Building the report requires additional tools, i.e., a working LaTeX
installation, though the necessary incantations [are scripted](report/build.sh).

## The Data

While a few CSV files contain [tidy
data](https://vita.had.co.nz/papers/tidy-data.pdf), others are decidedly untidy
with, for example, individual columns combining two variables. The organization
of a dataset usually reflects that of the original disclosure and helps ensuring
the correctness of data transcription.

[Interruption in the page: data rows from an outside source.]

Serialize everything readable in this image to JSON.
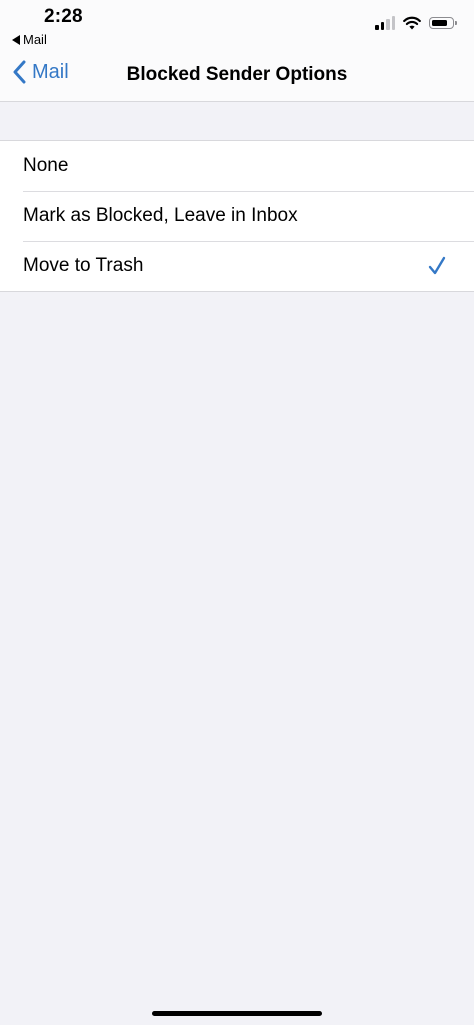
{
  "status_bar": {
    "time": "2:28",
    "back_app": "Mail"
  },
  "nav": {
    "back_label": "Mail",
    "title": "Blocked Sender Options"
  },
  "options": [
    {
      "label": "None",
      "selected": false
    },
    {
      "label": "Mark as Blocked, Leave in Inbox",
      "selected": false
    },
    {
      "label": "Move to Trash",
      "selected": true
    }
  ],
  "colors": {
    "accent": "#3478c6",
    "background": "#f2f2f7",
    "cell": "#ffffff",
    "separator": "#d8d8dc"
  },
  "icons": {
    "back": "chevron-left-icon",
    "selected": "checkmark-icon",
    "signal": "cellular-signal-icon",
    "wifi": "wifi-icon",
    "battery": "battery-icon"
  }
}
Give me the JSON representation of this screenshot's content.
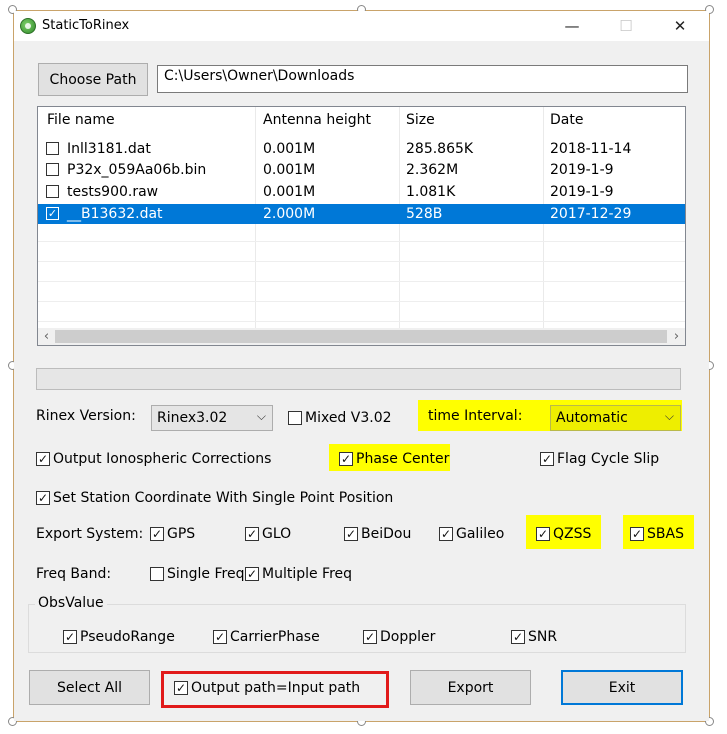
{
  "window": {
    "title": "StaticToRinex",
    "minimize_glyph": "—",
    "maximize_glyph": "☐",
    "close_glyph": "✕"
  },
  "path": {
    "choose_label": "Choose Path",
    "value": "C:\\Users\\Owner\\Downloads"
  },
  "file_list": {
    "columns": [
      "File name",
      "Antenna height",
      "Size",
      "Date"
    ],
    "rows": [
      {
        "name": "Inll3181.dat",
        "antenna": "0.001M",
        "size": "285.865K",
        "date": "2018-11-14",
        "checked": false,
        "selected": false
      },
      {
        "name": "P32x_059Aa06b.bin",
        "antenna": "0.001M",
        "size": "2.362M",
        "date": "2019-1-9",
        "checked": false,
        "selected": false
      },
      {
        "name": "tests900.raw",
        "antenna": "0.001M",
        "size": "1.081K",
        "date": "2019-1-9",
        "checked": false,
        "selected": false
      },
      {
        "name": "__B13632.dat",
        "antenna": "2.000M",
        "size": "528B",
        "date": "2017-12-29",
        "checked": true,
        "selected": true
      }
    ],
    "scroll_left": "‹",
    "scroll_right": "›"
  },
  "progress": {
    "value": 0
  },
  "rinex": {
    "version_label": "Rinex Version:",
    "version_value": "Rinex3.02",
    "mixed_label": "Mixed V3.02",
    "mixed_checked": false,
    "interval_label": "time Interval:",
    "interval_value": "Automatic"
  },
  "options": {
    "iono_label": "Output Ionospheric Corrections",
    "iono_checked": true,
    "phase_center_label": "Phase Center",
    "phase_center_checked": true,
    "flag_cycle_slip_label": "Flag Cycle Slip",
    "flag_cycle_slip_checked": true,
    "station_coord_label": "Set Station Coordinate With Single Point Position",
    "station_coord_checked": true
  },
  "export_system": {
    "label": "Export System:",
    "gps": "GPS",
    "glo": "GLO",
    "beidou": "BeiDou",
    "galileo": "Galileo",
    "qzss": "QZSS",
    "sbas": "SBAS"
  },
  "freq_band": {
    "label": "Freq Band:",
    "single": "Single Freq",
    "single_checked": false,
    "multiple": "Multiple Freq",
    "multiple_checked": true
  },
  "obs_value": {
    "group_title": "ObsValue",
    "pseudo_range": "PseudoRange",
    "carrier_phase": "CarrierPhase",
    "doppler": "Doppler",
    "snr": "SNR"
  },
  "footer": {
    "select_all": "Select All",
    "output_path_label": "Output path=Input path",
    "output_path_checked": true,
    "export": "Export",
    "exit": "Exit"
  },
  "glyphs": {
    "check": "✓",
    "dropdown": "⌵"
  },
  "colors": {
    "highlight": "#ffff00",
    "selection": "#0078d7",
    "annotation_red": "#e11a1a",
    "exit_border": "#0078d7"
  },
  "icons": {
    "app": "green-globe-icon"
  }
}
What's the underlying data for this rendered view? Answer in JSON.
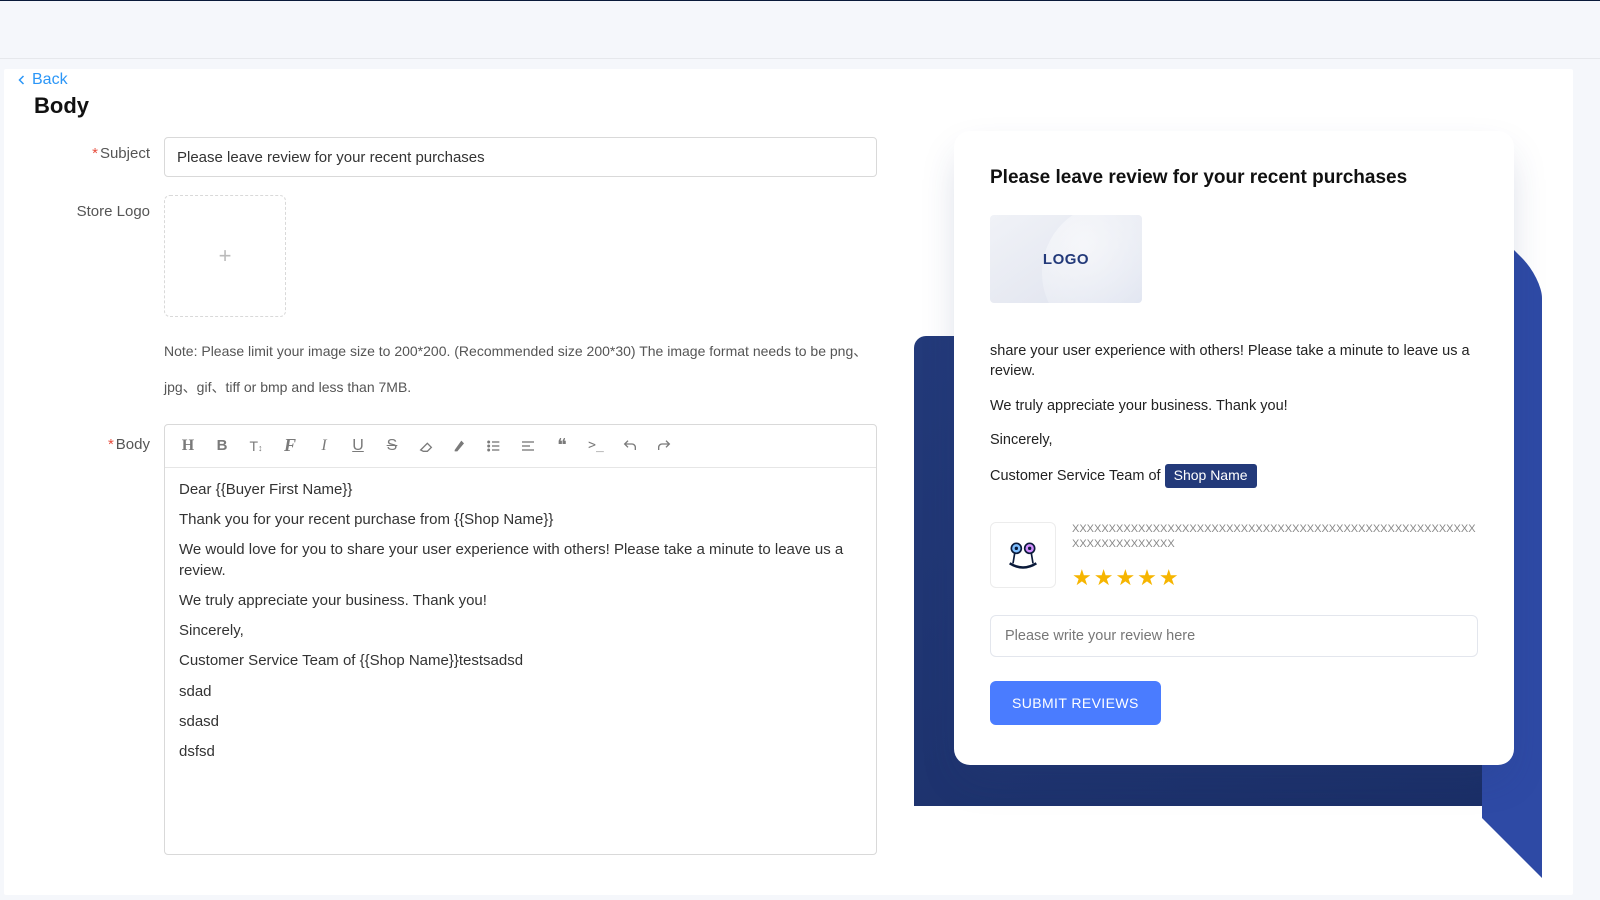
{
  "nav": {
    "back_label": "Back"
  },
  "section_title": "Body",
  "form": {
    "subject_label": "Subject",
    "subject_value": "Please leave review for your recent purchases",
    "store_logo_label": "Store Logo",
    "logo_note": "Note: Please limit your image size to 200*200. (Recommended size 200*30) The image format needs to be png、jpg、gif、tiff or bmp and less than 7MB.",
    "body_label": "Body"
  },
  "editor": {
    "lines": [
      "Dear {{Buyer First Name}}",
      "Thank you for your recent purchase from {{Shop Name}}",
      "We would love for you to share your user experience with others! Please take a minute to leave us a review.",
      "We truly appreciate your business. Thank you!",
      "Sincerely,",
      "Customer Service Team of {{Shop Name}}testsadsd",
      "sdad",
      "sdasd",
      "dsfsd"
    ],
    "faded_lines": [
      "",
      "",
      ""
    ]
  },
  "preview": {
    "title": "Please leave review for your recent purchases",
    "logo_text": "LOGO",
    "p1": "share your user experience with others! Please take a minute to leave us a review.",
    "p2": "We truly appreciate your business. Thank you!",
    "p3": "Sincerely,",
    "p4_prefix": "Customer Service Team of",
    "shop_tag": "Shop Name",
    "product_name": "XXXXXXXXXXXXXXXXXXXXXXXXXXXXXXXXXXXXXXXXXXXXXXXXXXXXXXXXXXXXXXXXXXXXX",
    "review_placeholder": "Please write your review here",
    "submit_label": "SUBMIT REVIEWS"
  }
}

The Python package includes several
examples for how to tidy up such data.

### Dataset 1: CyberTipline Reports per Year (1998 onward)

The [CyberTipline reports per year](data/ocse-reports-per-year.csv) dataset
captures the number of reports NCMEC received on its CyberTipline since
inception in March 1998, largely based on the table included in Appendix A of
its
[2022](https://www.missingkids.org/content/dam/missingkids/pdfs/OJJDP-NCMEC-Transparency_2022-Calendar-Year.pdf)
and
[2023](https://www.missingkids.org/content/dam/missingkids/pdfs/OJJDP-NCMEC-Transparency-CY-2023-Report.pdf)
transparency reports to the Office for Juvenile Justice and Delinquency
Prevention at the Department of Justice.

Simon Kemp's [Digital 2024: Global Overview
Report](https://datareportal.com/reports/digital-2024-global-overview-report)
includes statistics on the [global number of social media user
identities](https://indd.adobe.com/embed/8892459e-f0f4-4cfd-bf47-f5da5728a5b5?startpage=207&allowFullscreen=true).
They are an effective denominator for normalizing the CyberTipline reports per
year.

### Dataset 2: CyberTipline Report Contents and Recipients (2020 onward)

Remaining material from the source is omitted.